Culture At Large

Loving Addicts, Whether They're Amy Winehouse or Betty Ford

Maureen Herring

In every discussion I’ve had about Amy Winehouse’s death, “saw it coming” seems to be the universal response, often communicated with cynicism and lack of grief. There even were a couple of websites running contests to predict her demise. On the other hand, people responded to Betty Ford’s death with nearly universal affection and admiration. Considering Proverbs says that the tongue can bring death or life, I wonder if pointing fingers at Winehouse not only fails to reflect the attitude of Christ, but also sends a message to the addicts in our lives.

Betty Ford and Amy Winehouse were addicts. Some addicts get sober like Ford, while others go into rehab but can’t stay sober, like Winehouse. Ford remained a recovering drug addict and alcoholic for 33 years until her death earlier this month. Whether she was using at the time of her death or not, Winehouse was an addict until the day she died. Addicts don’t stop being addicts. They remain in recovery.

For the former first lady and the popular singer it was impossible to deal with addiction in a private manner. Famous addicts become the butt of cynical jokes and endless public scrutiny. The sympathy or judgment from the public and constant exposure in the press has to be processed along with everything that goes with addiction and rehab.

People cared about Ford and Winehouse and wanted them to stop poisoning their bodies. Ford’s family staged an intervention that worked. After she publicly admitted her addiction to prescription drugs and alcohol, she got clean and advocated to change public perceptions about addiction. She was instrumental in having it recognized as a disease and established the Betty Ford Center.
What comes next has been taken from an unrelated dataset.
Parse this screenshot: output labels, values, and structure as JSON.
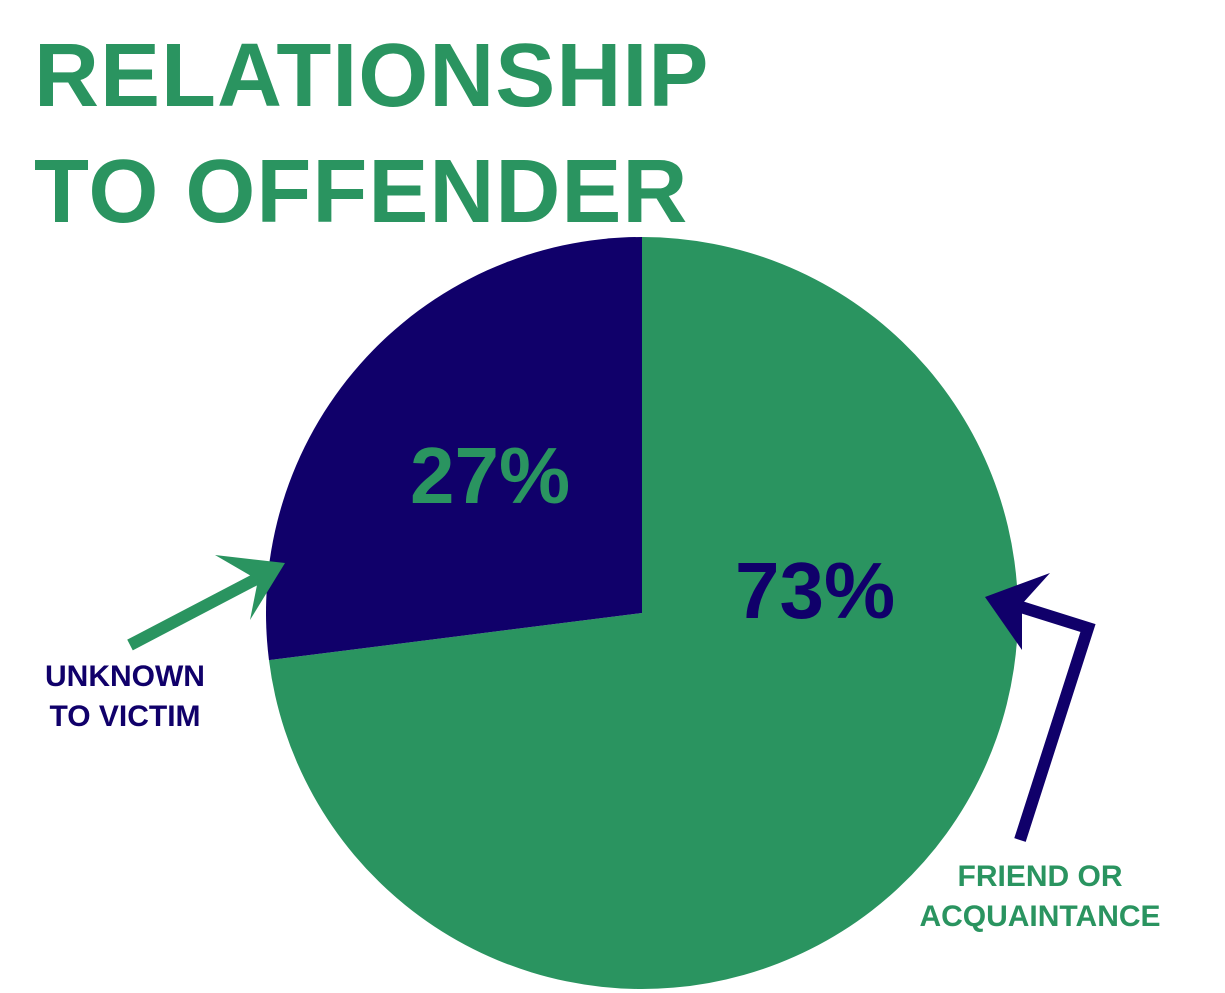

Winehouse wrote songs about her addiction. (“They tried to make me go to rehab, but I said no no no…”) She did eventually enter rehab twice, but both times left before completing the program. While she had support, she also seemed to have people in her life influencing her to continue using.

Ford and Winehouse serve as reminders that addiction is a disease. In a moving tribute to Winehouse, recovering addict Russell Brand, a friend, wrote, “All we can do is adapt the way we view this condition, not as a crime or a romantic affectation but as a disease that will kill.” I doubt that either of these women got up one day and decided it might be fun to become addicts.

Addiction is a creeping, insidious, devouring illness. It is full of lies. Each woman believed the lie that the behavior would end her pain because she legitimately needed relief and comfort. Recovery takes love and support, forgiveness and restoration on the part of friends and family. Even with support, walking through pain and waiting for relief is counterintuitive for people who use substances to feel better.

This sounds a lot like sin. My pastor is fond of saying that “everybody is a recovering somebody.” Winehouse and Ford became entangled in the sin of addiction. Both women needed deliverance and forgiveness and restoration. In I Peter 5:8, the enemy of our souls, the father of lies, is described as “a roaring lion seeking whom he may devour.” As Christians we don’t want to participate in devouring, but in restoration. Amy Winehouse and Betty Ford were beloved by God. He didn’t want either of them devoured.